The Arboretum–State Botanical Garden of Kentucky, Lexington
Baker Arboretum, Bowling Green
(Due to a fire, the Downing Museum, on the same grounds, will be closed for at least a year. The arboretum is still open on a reservation-only basis. For updates, check the Web site.)
Bernheim Arboretum and Research Forest, Clermont
Boone County Arboretum, Union
Yew Dell Botanical Garden, Crestwood
Western Kentucky Botanical Garden, Owensboro
THERE ARE ALSO MANY PLANT NURSERIES in Kentucky that sell rare and unusual plants. Many have indoor and outdoor showrooms where you’re welcome to browse, ask questions, and fill your shopping cart. A few include:
Baeten’s Nursery & Greenhouses, Union
Brian’s Botanicals, Hillview
Hillview Garden & Floral, Bowling Green
The Plant Kingdom, Louisville
(Our monthly Garden Guru columnist is Shelly Nold of The Plant Kingdom.)
Integrity Nursery & Outdoor Living, Owensboro
Kendrick & O’Dell Landscaping Inc., Cold Spring
Reminiscent Herb Farm Nursery & Landscaping, Florence
Springhouse Gardens, Nicholasville
Worm’s Way, Erlanger
For more information on great sources of new plants in other Kentucky nurseries, contact your local garden club or your local Kentucky Cooperative Extension Service agent (to locate your local office, go online to www.ca.uky.edu/county, then click on your county on the map).
MORE GARDEN ROOM PLANTS
The really fun thing about creating garden rooms is that you can indulge a particular garden passion, add a little fragrance to your life, or even create a mini-desert setting in your back yard that might otherwise require a four-hour airplane ride to experience.
Try planting smaller conifers, those interesting, exotic, almost pettable plants that make great companions for years afterward.

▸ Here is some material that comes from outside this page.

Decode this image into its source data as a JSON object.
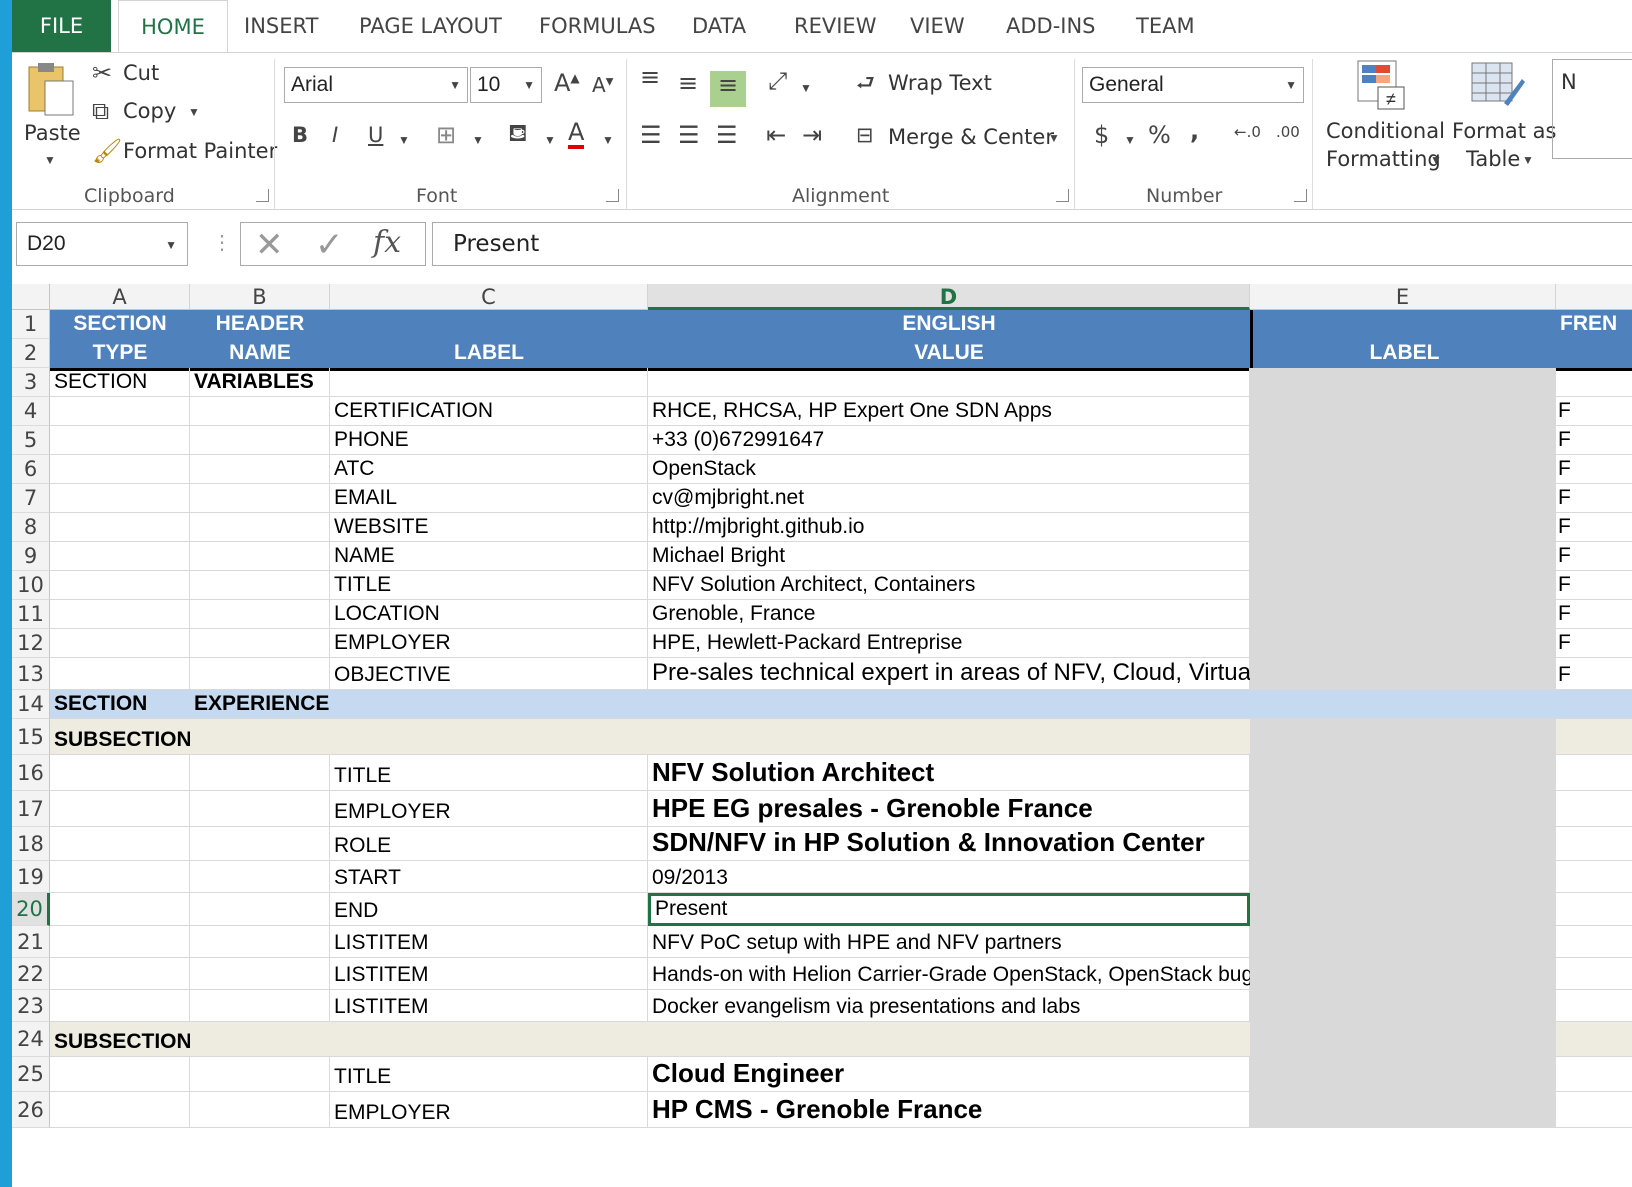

They are great entranceway plants and can be kept to garden room size with regular pruning.
There’s the Japanese plum yew (Cephlotaxus harringtonia ‘Prostrata’) that does well in the shade, the Colorado blue spruce (Picea pungens ‘Glauca Pendula’) with its vibrant blue color, and the smaller, twisting Hinoki false cypress (Chamarcyparis obtusa ‘Nana Gracilis’) with its dark green foliage.
If you’d like some perfume in the air there’s the lilac cultivar ‘Miss Kim’ (Syringa pubescens subspecies Patula). It’s very fragrant, mildew-resistant, and can be kept 4 to 5 feet tall with annual pruning after flowering.
Two more way underused fragrant shrubs that will fit nicely into smaller rooms are the dwarf fothergilla (Fothergilla gardenii) with its exotic, rounded ivory-white flowers and fabulous fall color, and the sweet shrub ‘Michael Lindsey’ (Calycanthus floridus) with its long-lasting fruity fragrance.
For fragrant bulbs, dig no deeper than the leggy Oriental lily ‘Stargazer’ (Lilium), whose heavy spring perfume will fill any sized room.
The truly adventurous can try the cactus such as prickly pear (Opuntia), or the carnivorous, bug-eating American pitcher plant (Sarracenia).
Both easily survive in Zone 6 Kentucky. The pitcher plant will need a special soil mix of peat and perlite. The cactus needs a well-drained mix of sand, grit, and compost. The pitcher plant needs constant rain or distilled water; NO tap water. The cactus can go weeks without irrigation.
Give each its own specific container and grow them 5 feet apart. Talk about wowing your garden guests!
VISIT BOB’S HIDDEN HILL NURSERY & SCULPTURE GARDEN
Writer Bob Hill, retired columnist with The Courier-Journal, owns the 8-acre Hidden Hill Nursery & Sculpture Garden in Utica, Indiana, located a scenic drive along the Ohio River about 8 miles north of Louisville.
Hidden Hill displays and sells flowers, shrubs, rare trees, and native plants along with whimsical garden creatures and garden art.
Every year, Hidden Hill opens with a Kite Flying Extravaganza the first Saturday in April (April 5, 2014) and hosts a bluegrass festival the first Saturday after Labor Day (September 6, 2014). Other events include an Outdoor Garden Train Festival, Jazz in the Garden, and Garden Art Displays and Outdoor Sculpture shows, featuring local artists and musicians.